Here is a cartoon of backdrop implemented on problems with non-decomposable loss. Here the samples, parameters and the loss objective are denoted as x, θ and L. The solid white liens denote the forward pass of the network and the dashed cyan lines denote the gradient computation in the backward pass. The goal of the backdrop masking layer is to propagate the backward gradients for only a fraction of the samples (in this case only for sample number 2.) In this way we recover many of the advantages of minibatch stochastic gradient descent when it comes to generalization performance.

 
Cartoon of backdrop implemented on problems with non-decomposable loss. In this case only the gradient with respect to sample x2 is being propagated.

Applications in the sciences

There is an entirely different class of problems that can greatly take advantage of backdrop which come up often in various scientific fields. These problems are defined by the nature of their datasets which comprise of a a small number of samples but each sample is huge. 

backgAs an illustraitve example, consider the the Millenium Run, a large-scale computer simulation used to investigate how the distribution of matter in the Universe has evolved over time, in particular, how the observed population of galaxies was formed. Significantly, it took millions of CPU hours to accurately follow the evolution of the 10 billion particles involved in the simulation. Now, if we want to use the outcome of this simulation as input for a machine learning project, we would have a single data point to learn from. 

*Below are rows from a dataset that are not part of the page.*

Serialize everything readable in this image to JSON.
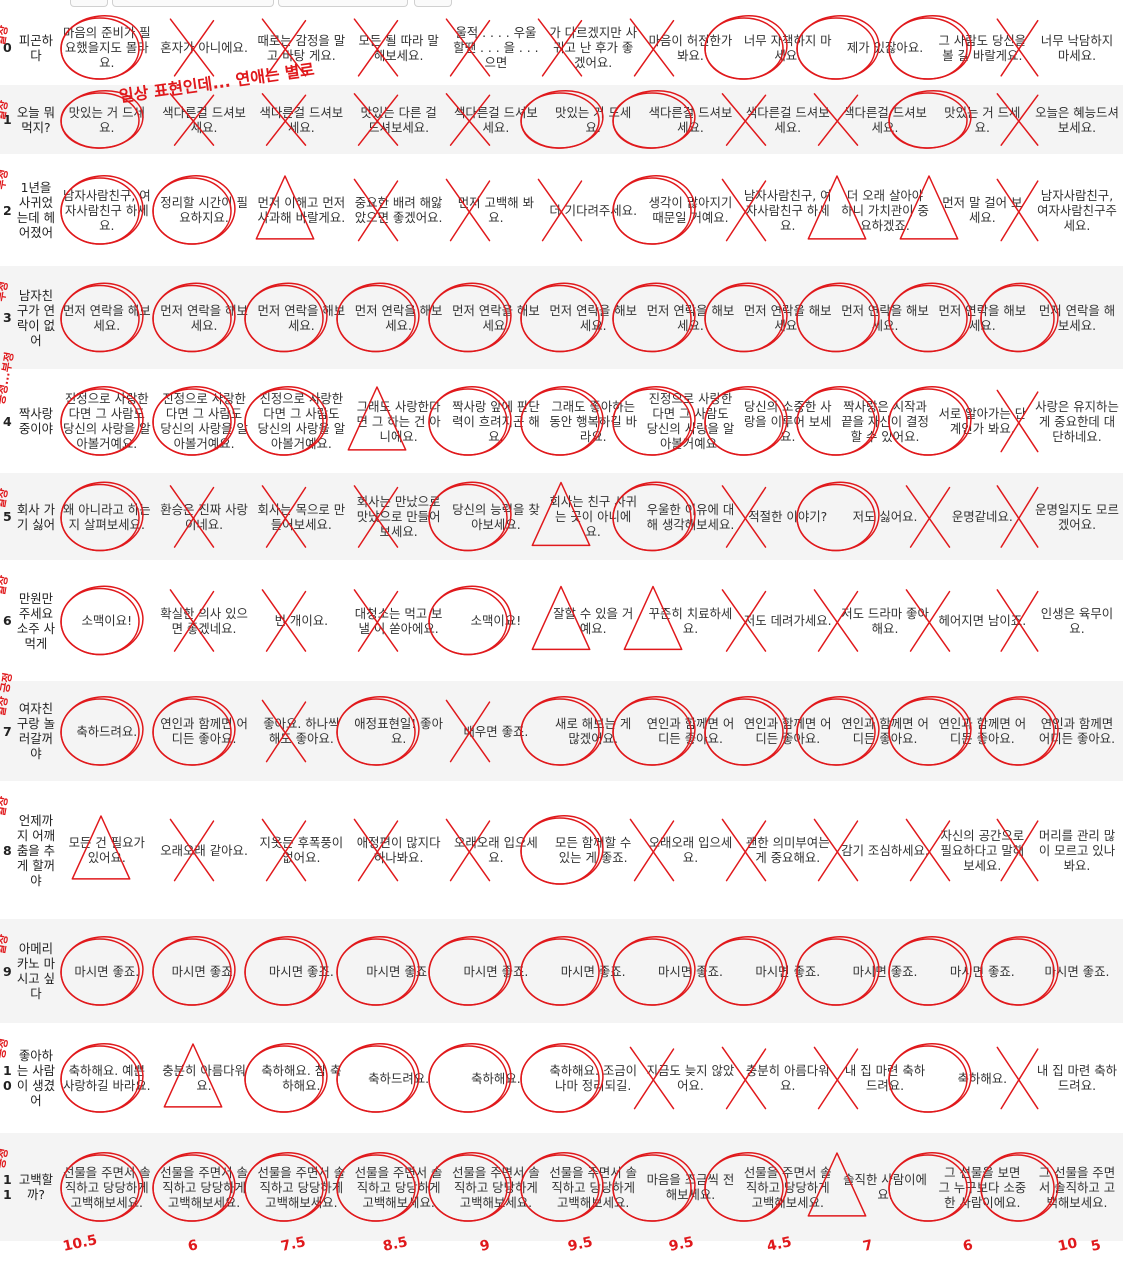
{
  "rows": [
    {
      "idx": "0",
      "q": "피곤하다",
      "cells": [
        "마음의 준비가 필요했을지도 몰라요.",
        "혼자가 아니에요.",
        "때로는 감정을 말고 바탕 게요.",
        "모든 될 따라 말해보세요.",
        "울적 . . . . 우울할땐 . . . 을 . . . 으면",
        "가 다르겠지만 사귀고 난 후가 좋겠어요.",
        "마음이 허전한가봐요.",
        "너무 자책하지 마세요.",
        "제가 있잖아요.",
        "그 사람도 당신을 볼 길 바랄게요.",
        "너무 낙담하지 마세요."
      ]
    },
    {
      "idx": "1",
      "q": "오늘 뭐 먹지?",
      "cells": [
        "맛있는 거 드세요.",
        "색다른걸 드셔보세요.",
        "색다른걸 드셔보세요.",
        "맛있는 다른 걸 드셔보세요.",
        "색다른걸 드셔보세요.",
        "맛있는 거 드세요.",
        "색다른걸 드셔보세요.",
        "색다른걸 드셔보세요.",
        "색다른걸 드셔보세요.",
        "맛있는 거 드세요.",
        "오늘은 혜능드셔보세요."
      ]
    },
    {
      "idx": "2",
      "q": "1년을 사귀었는데 헤어졌어",
      "cells": [
        "남자사람친구, 여자사람친구 하세요.",
        "정리할 시간이 필요하지요.",
        "먼저 이해고 먼저 사과해 바랄게요.",
        "중요한 배려 해앓았으면 좋겠어요.",
        "먼저 고백해 봐요.",
        "더 기다려주세요.",
        "생각이 많아지기 때문일 거예요.",
        "남자사람친구, 여자사람친구 하세요.",
        "더 오래 살아야 하니 가치관이 중요하겠죠.",
        "먼저 말 걸어 보세요.",
        "남자사람친구, 여자사람친구주세요."
      ]
    },
    {
      "idx": "3",
      "q": "남자친구가 연락이 없어",
      "cells": [
        "먼저 연락을 해보세요.",
        "먼저 연락을 해보세요.",
        "먼저 연락을 해보세요.",
        "먼저 연락을 해보세요.",
        "먼저 연락을 해보세요.",
        "먼저 연락을 해보세요.",
        "먼저 연락을 해보세요.",
        "먼저 연락을 해보세요.",
        "먼저 연락을 해보세요.",
        "먼저 연락을 해보세요.",
        "먼저 연락을 해보세요."
      ]
    },
    {
      "idx": "4",
      "q": "짝사랑 중이야",
      "cells": [
        "진정으로 사랑한다면 그 사람도 당신의 사랑을 알아볼거예요.",
        "진정으로 사랑한다면 그 사람도 당신의 사랑을 알아볼거예요.",
        "진정으로 사랑한다면 그 사람도 당신의 사랑을 알아볼거예요.",
        "그래도 사랑한다면 그 하는 건 아니에요.",
        "짝사랑 앞에 판단력이 흐려지곤 해요.",
        "그래도 좋아하는 동안 행복하길 바라요.",
        "진정으로 사랑한다면 그 사람도 당신의 사랑을 알아볼거예요.",
        "당신의 소중한 사랑을 이루어 보세요.",
        "짝사랑은 시작과 끝을 자신이 결정할 수 있어요.",
        "서로 알아가는 단계인가 봐요.",
        "사랑은 유지하는 게 중요한데 대단하네요."
      ]
    },
    {
      "idx": "5",
      "q": "회사 가기 싫어",
      "cells": [
        "왜 아니라고 하는지 살펴보세요.",
        "환승은 진짜 사랑이네요.",
        "회사는 목으로 만들어보세요.",
        "회사는 만났으로 맛났으로 만들어보세요.",
        "당신의 능력을 찾아보세요.",
        "회사는 친구 사귀는 곳이 아니에요.",
        "우울한 이유에 대해 생각해보세요.",
        "적절한 이야기?",
        "저도 싫어요.",
        "운명같네요.",
        "운명일지도 모르겠어요."
      ]
    },
    {
      "idx": "6",
      "q": "만원만 주세요 소주 사먹게",
      "cells": [
        "소맥이요!",
        "확실한 의사 있으면 좋겠네요.",
        "번 개이요.",
        "대청소는 먹고 보낼 이 쏟아에요.",
        "소맥이요!",
        "잘할 수 있을 거예요.",
        "꾸준히 치료하세요.",
        "저도 데려가세요.",
        "저도 드라마 좋아해요.",
        "헤어지면 남이죠.",
        "인생은 육무이요."
      ]
    },
    {
      "idx": "7",
      "q": "여자친구랑 놀러갈꺼야",
      "cells": [
        "축하드려요.",
        "연인과 함께면 어디든 좋아요.",
        "좋아요. 하나씩 해도 좋아요.",
        "애정표현일! 좋아요.",
        "배우면 좋죠.",
        "새로 해보는 게 많겠어요.",
        "연인과 함께면 어디든 좋아요.",
        "연인과 함께면 어디든 좋아요.",
        "연인과 함께면 어디든 좋아요.",
        "연인과 함께면 어디든 좋아요.",
        "연인과 함께면 어디든 좋아요."
      ]
    },
    {
      "idx": "8",
      "q": "언제까지 어깨춤을 추게 할꺼야",
      "cells": [
        "모든 건 필요가 있어요.",
        "오래오래 같아요.",
        "지옷든 후폭풍이 없어요.",
        "애정편이 많지다 하나봐요.",
        "오래오래 입으세요.",
        "모든 함께할 수 있는 게 좋죠.",
        "오래오래 입으세요.",
        "괜한 의미부여는 게 중요해요.",
        "감기 조심하세요.",
        "자신의 공간으로 필요하다고 말해보세요.",
        "머리를 관리 많이 모르고 있나봐요."
      ]
    },
    {
      "idx": "9",
      "q": "아메리카노 마시고 싶다",
      "cells": [
        "마시면 좋죠.",
        "마시면 좋죠.",
        "마시면 좋죠.",
        "마시면 좋죠.",
        "마시면 좋죠.",
        "마시면 좋죠.",
        "마시면 좋죠.",
        "마시면 좋죠.",
        "마시면 좋죠.",
        "마시면 좋죠.",
        "마시면 좋죠."
      ]
    },
    {
      "idx": "10",
      "q": "좋아하는 사람이 생겼어",
      "cells": [
        "축하해요. 예쁜 사랑하길 바라요.",
        "충분히 아름다워요.",
        "축하해요. 참 축하해요.",
        "축하드려요.",
        "축하해요.",
        "축하해요. 조금이나마 정리되길.",
        "지금도 늦지 않았어요.",
        "충분히 아름다워요.",
        "내 집 마련 축하드려요.",
        "축하해요.",
        "내 집 마련 축하드려요."
      ]
    },
    {
      "idx": "11",
      "q": "고백할까?",
      "cells": [
        "선물을 주면서 솔직하고 당당하게 고백해보세요.",
        "선물을 주면서 솔직하고 당당하게 고백해보세요.",
        "선물을 주면서 솔직하고 당당하게 고백해보세요.",
        "선물을 주면서 솔직하고 당당하게 고백해보세요.",
        "선물을 주면서 솔직하고 당당하게 고백해보세요.",
        "선물을 주면서 솔직하고 당당하게 고백해보세요.",
        "마음을 조금씩 전해보세요.",
        "선물을 주면서 솔직하고 당당하게 고백해보세요.",
        "솔직한 사람이에요.",
        "그 선물을 보면 그 누구보다 소중한 사람이에요.",
        "그 선물을 주면서 솔직하고 고백해보세요."
      ]
    }
  ],
  "annotations": {
    "categories": [
      "일상",
      "일상",
      "부정",
      "부정",
      "긍정...부정",
      "일상",
      "일상",
      "일상 긍정",
      "일상",
      "일상",
      "긍정",
      "긍정"
    ],
    "note": "일상 표현인데... 연애는 별로",
    "scores": [
      "10.5",
      "6",
      "7.5",
      "8.5",
      "9",
      "9.5",
      "9.5",
      "4.5",
      "7",
      "6",
      "10",
      "5"
    ]
  }
}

Interestingly, the universe at these large scales has a hierarchical structure: at the largest scales it is made up of vast filaments, as we zoom in, we start to see dark matter halos at (mostly at the intersection of the filaments) and inside each halo exist many galaxies (see image). In other words, there are many realizations of the features of the problem (from large to small: filaments, halos and galaxies) at each scale of the image. In a sense, the single sample of this cosmology simulation problem is comprised of many many subsamples, each of which carries an immense amount of information. The same kind of hierarchical structure exists in many other fields from quantum lattice simulations, medical or satellite imaging and graph analysis.

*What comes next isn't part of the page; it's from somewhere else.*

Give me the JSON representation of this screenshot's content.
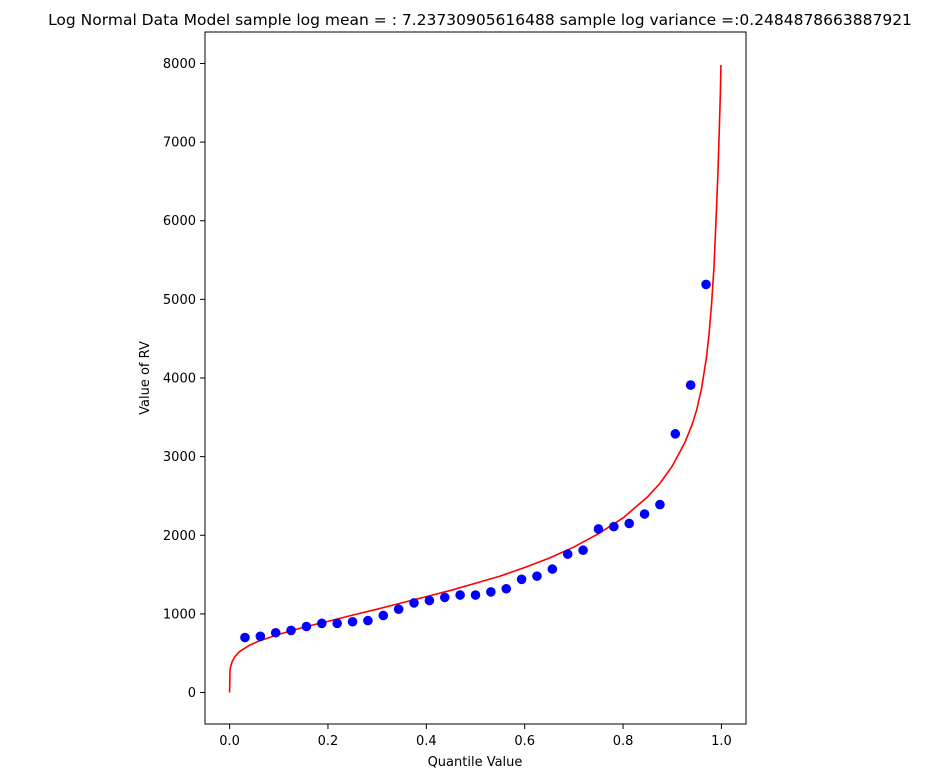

So the question is now how to take advantage of this multi-scale hierarchical sub-sample structure of the data. One approach would be to cut the data into a bunch of different pieces and use these individual pieces for training. But it’s not clear this can be done without destroying the structure of the data. 

The way backdrop solves this problem is by computing the gradient steps with respect to only a fraction of the features at each scale. Intuitively, this is a method of implementing minibatching on the gradients without having to figure out how to cut up the data.  In practice, this is done by inserting masking layers after convolutional layers associated with detecting features at scales of interest. 

Cartoon of backdrop implemented on problems with multi-scale hierarchical sub-sample structure. Two masks are inserted after convolutional layers with receptor field sizes that match that scale of the features of interest in the problem.

For more details about how backdrop is implemented and how much performance improvement one can expect in different types of problems, look up the paper on the arXiv.

 


The title image of this post is motivated by the title of the paper which was in turn inspired in part by the wrestling move Backdrop Suplex.